龙主见贤弟这般凄惨模样,又惊又怒,忙离座上前扶住,不及细问缘由,便听门外一声清叱:“孽障!哪里逃!”
众水族只觉眼前一花,再看时,园中已多了一人。
来者是个年轻道人,一袭青衫,面容俊朗,眉目疏淡,身姿挺拔如松,头顶悬着一口松纹古剑,吞吐着凛冽剑芒,兀自铮铮作响!
道他怎生模样,但见:
青袍分碧水,霜刃横长空。
步虚星斗转,谈笑妖魔终。
非是人间客,何来尘世踪?
一朝显圣处,四海拜真容!
满园喧嚣顿止,一束束目光皆聚焦道人身上,为其气质所摄,咋舌声、惊叹声一时不断。
那龙主本欲呵斥,见他这般气象,到嘴边的“妖道”二字生生又咽了回去,强压惊疑,将喇嘛挡在身后,上前拱手笑道:“这位仙长请了。不知仙长驾临,有失远迎,失敬失敬!敢问仙长,此来有何指教?”
陆昭斜他一眼,冷冷吐出一句:“诛妖。”
龙主强笑道:“仙长说笑了,这位乃是小王贤弟,早已皈依佛门,怎会是妖?想来其中必有误会…”

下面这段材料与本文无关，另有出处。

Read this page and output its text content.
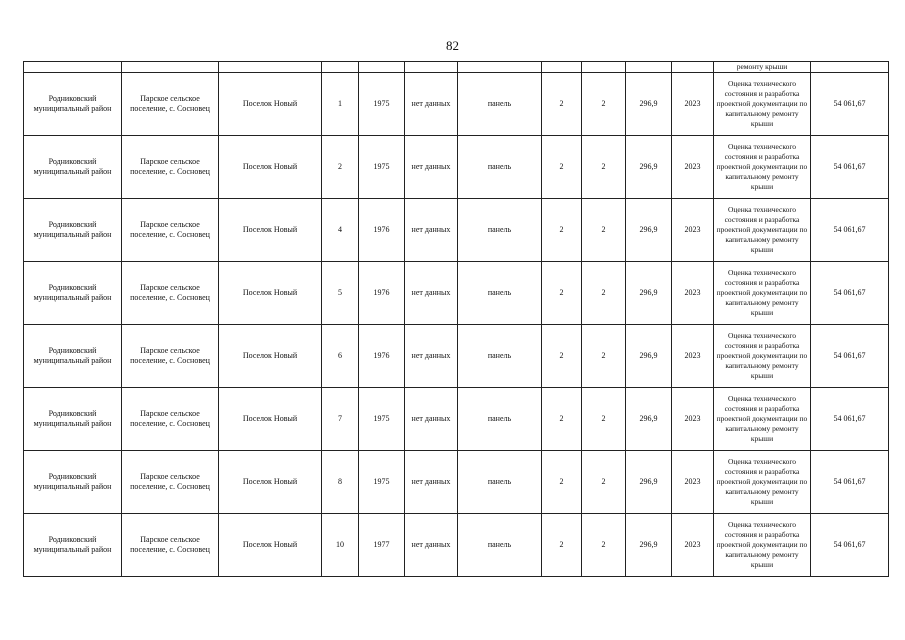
82
											ремонту крыши	
Родниковский муниципальный район	Парское сельское поселение, с. Сосновец	Поселок Новый	1	1975	нет данных	панель	2	2	296,9	2023	Оценка технического состояния и разработка проектной документации по капитальному ремонту крыши	54 061,67
Родниковский муниципальный район	Парское сельское поселение, с. Сосновец	Поселок Новый	2	1975	нет данных	панель	2	2	296,9	2023	Оценка технического состояния и разработка проектной документации по капитальному ремонту крыши	54 061,67
Родниковский муниципальный район	Парское сельское поселение, с. Сосновец	Поселок Новый	4	1976	нет данных	панель	2	2	296,9	2023	Оценка технического состояния и разработка проектной документации по капитальному ремонту крыши	54 061,67
Родниковский муниципальный район	Парское сельское поселение, с. Сосновец	Поселок Новый	5	1976	нет данных	панель	2	2	296,9	2023	Оценка технического состояния и разработка проектной документации по капитальному ремонту крыши	54 061,67
Родниковский муниципальный район	Парское сельское поселение, с. Сосновец	Поселок Новый	6	1976	нет данных	панель	2	2	296,9	2023	Оценка технического состояния и разработка проектной документации по капитальному ремонту крыши	54 061,67
Родниковский муниципальный район	Парское сельское поселение, с. Сосновец	Поселок Новый	7	1975	нет данных	панель	2	2	296,9	2023	Оценка технического состояния и разработка проектной документации по капитальному ремонту крыши	54 061,67
Родниковский муниципальный район	Парское сельское поселение, с. Сосновец	Поселок Новый	8	1975	нет данных	панель	2	2	296,9	2023	Оценка технического состояния и разработка проектной документации по капитальному ремонту крыши	54 061,67
Родниковский муниципальный район	Парское сельское поселение, с. Сосновец	Поселок Новый	10	1977	нет данных	панель	2	2	296,9	2023	Оценка технического состояния и разработка проектной документации по капитальному ремонту крыши	54 061,67
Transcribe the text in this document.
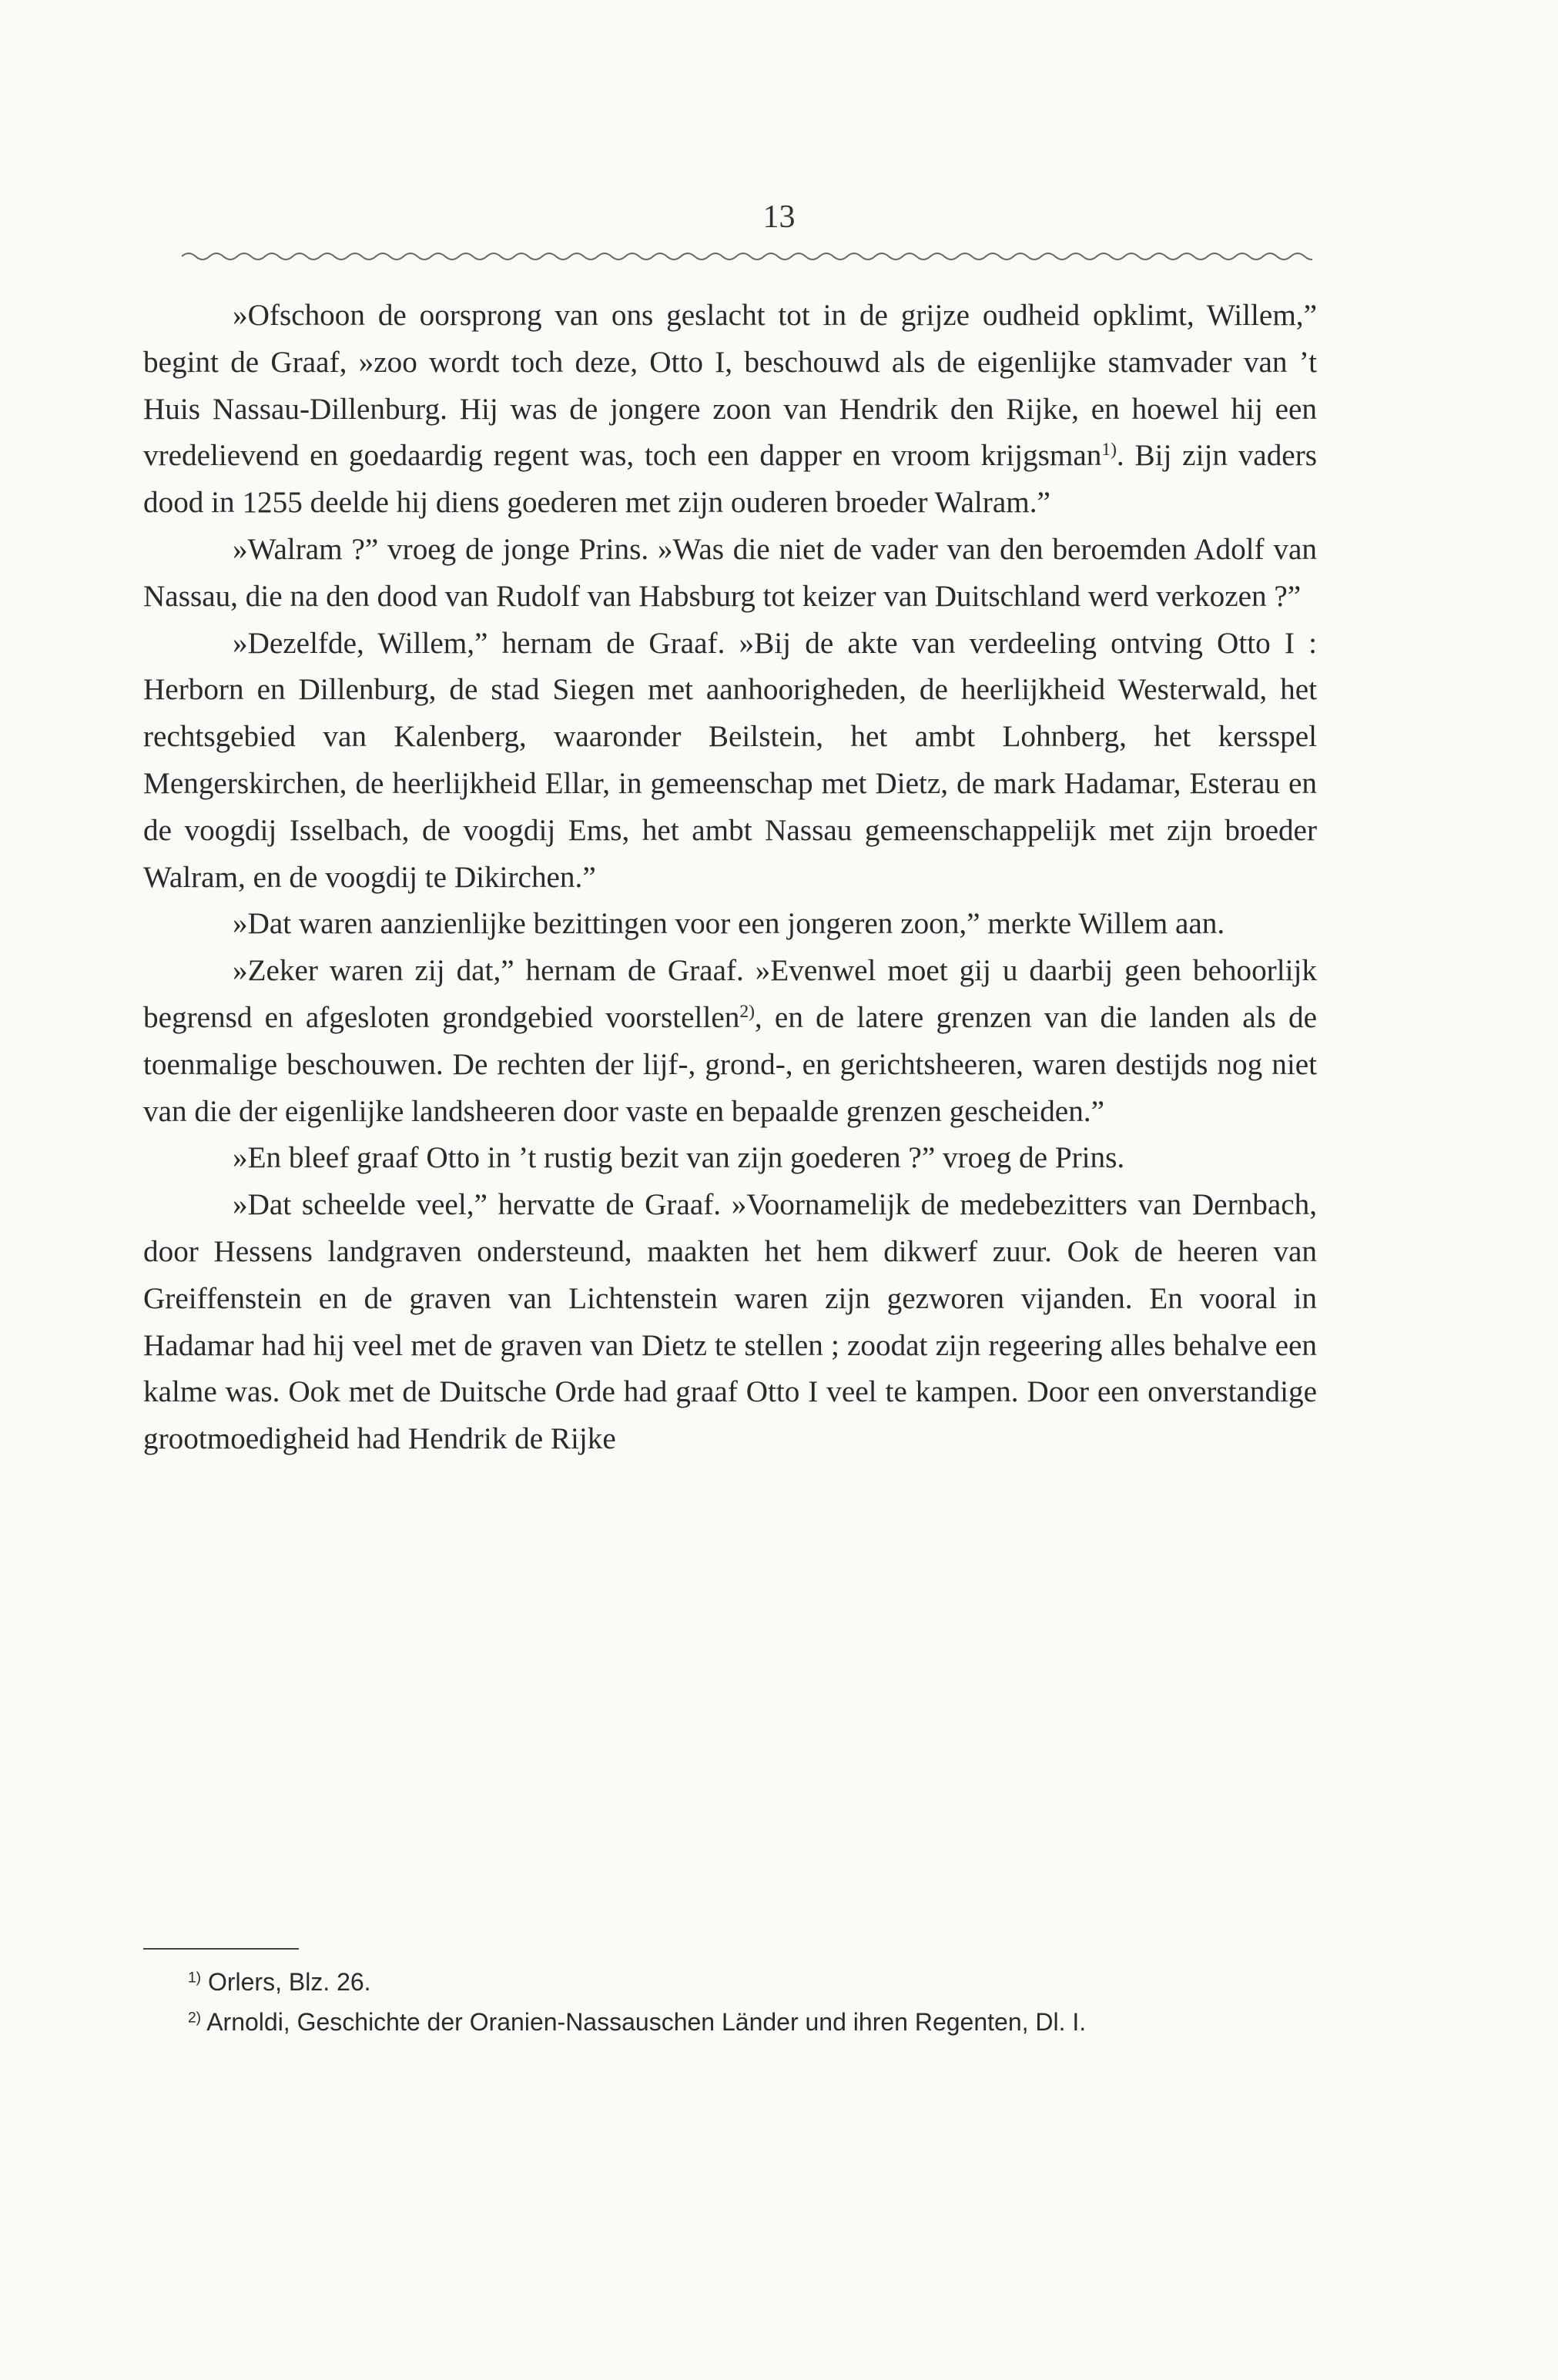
13

»Ofschoon de oorsprong van ons geslacht tot in de grijze oudheid opklimt, Willem,” begint de Graaf, »zoo wordt toch deze, Otto I, beschouwd als de eigenlijke stamvader van ’t Huis Nassau-Dillenburg. Hij was de jongere zoon van Hendrik den Rijke, en hoewel hij een vredelievend en goedaardig regent was, toch een dapper en vroom krijgsman$^{1)}$. Bij zijn vaders dood in 1255 deelde hij diens goederen met zijn ouderen broeder Walram.”

»Walram ?” vroeg de jonge Prins. »Was die niet de vader van den beroemden Adolf van Nassau, die na den dood van Rudolf van Habsburg tot keizer van Duitschland werd verkozen ?”

»Dezelfde, Willem,” hernam de Graaf. »Bij de akte van verdeeling ontving Otto I : Herborn en Dillenburg, de stad Siegen met aanhoorigheden, de heerlijkheid Westerwald, het rechtsgebied van Kalenberg, waaronder Beilstein, het ambt Lohnberg, het kersspel Mengerskirchen, de heerlijkheid Ellar, in gemeenschap met Dietz, de mark Hadamar, Esterau en de voogdij Isselbach, de voogdij Ems, het ambt Nassau gemeenschappelijk met zijn broeder Walram, en de voogdij te Dikirchen.”

»Dat waren aanzienlijke bezittingen voor een jongeren zoon,” merkte Willem aan.

»Zeker waren zij dat,” hernam de Graaf. »Evenwel moet gij u daarbij geen behoorlijk begrensd en afgesloten grondgebied voorstellen$^{2)}$, en de latere grenzen van die landen als de toenmalige beschouwen. De rechten der lijf-, grond-, en gerichtsheeren, waren destijds nog niet van die der eigenlijke landsheeren door vaste en bepaalde grenzen gescheiden.”

»En bleef graaf Otto in ’t rustig bezit van zijn goederen ?” vroeg de Prins.

»Dat scheelde veel,” hervatte de Graaf. »Voornamelijk de medebezitters van Dernbach, door Hessens landgraven ondersteund, maakten het hem dikwerf zuur. Ook de heeren van Greiffenstein en de graven van Lichtenstein waren zijn gezworen vijanden. En vooral in Hadamar had hij veel met de graven van Dietz te stellen ; zoodat zijn regeering alles behalve een kalme was. Ook met de Duitsche Orde had graaf Otto I veel te kampen. Door een onverstandige grootmoedigheid had Hendrik de Rijke

$^{1)}$ Orlers, Blz. 26.

$^{2)}$ Arnoldi, Geschichte der Oranien-Nassauschen Länder und ihren Regenten, Dl. I.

陆昭森然道:“此獠假佛作恶,以妖法吸取祭赛国中小儿元阳,以补己身,所犯之罪罄竹难书,有甚误会?”
闻听此言,在座众宾望向喇嘛的眼神立时变了,或不屑,或鄙夷,皆感不耻。
龙主听罢,神色几度变幻,狠狠瞪了喇嘛一眼,终归是抹不开颜面,硬着头皮陪笑道:“仙长灼见,此事许是舍弟之过…但他也是一时糊涂!还请仙长念在他修行不易,也看在小王的几分薄面,饶他这回!小王隔日便叫他负荆请罪,去给那国王赔个不是…”
“聒噪!”
不等龙主说完,陆昭眼中厉色一闪,剑意勃发,眉宇间杀意毕露。
“此獠今日必死,拦者与其偕亡!”
腥风煞气扑面,龙主唬得连连后退,脸上一阵青一阵白,竟不敢再发一言。
满殿水族更是噤若寒蝉,无一敢动。
那妖僧见最后靠山也无用,彻底绝望,震怖之下涕泪横流,挣扎着跪倒在地,磕头如捣蒜。
“仙长饶命!仙长饶命!小人一时猪油猛心,酿成大祸,一定痛改前非,舍力…”
陆昭懒得听其啰嗦,头顶松纹古剑发出一声清吟,震彻龙宫!
抬手向前一点,喇嘛的讨饶声戛然而止。
剑光倏然回转,悄然归鞘。
整个过程如电光石火,快到不可思议。
真可谓“来如雷霆收震怒,罢似江海凝清光!”
妖僧跪在原地的身躯僵直片刻,随即“噗通”一声栽倒在地,气息全无。
周身妖气溃散,现出原形,竟是一只象鼻犀目,牛尾虎足,通体黑黄的貘豹。
此时此刻,水晶宫死一般的寂静,落针可闻。
龙主与众水族回过神来,望着那负手而立,面上古井无波的道人,面上只剩骇然。
无人注意的角落里,一个容貌秀美的蚌女手捧玉杯,两眼一眨不眨地盯着不远外风姿绝世的年轻男子,美眸中异彩涟涟,竟似痴了。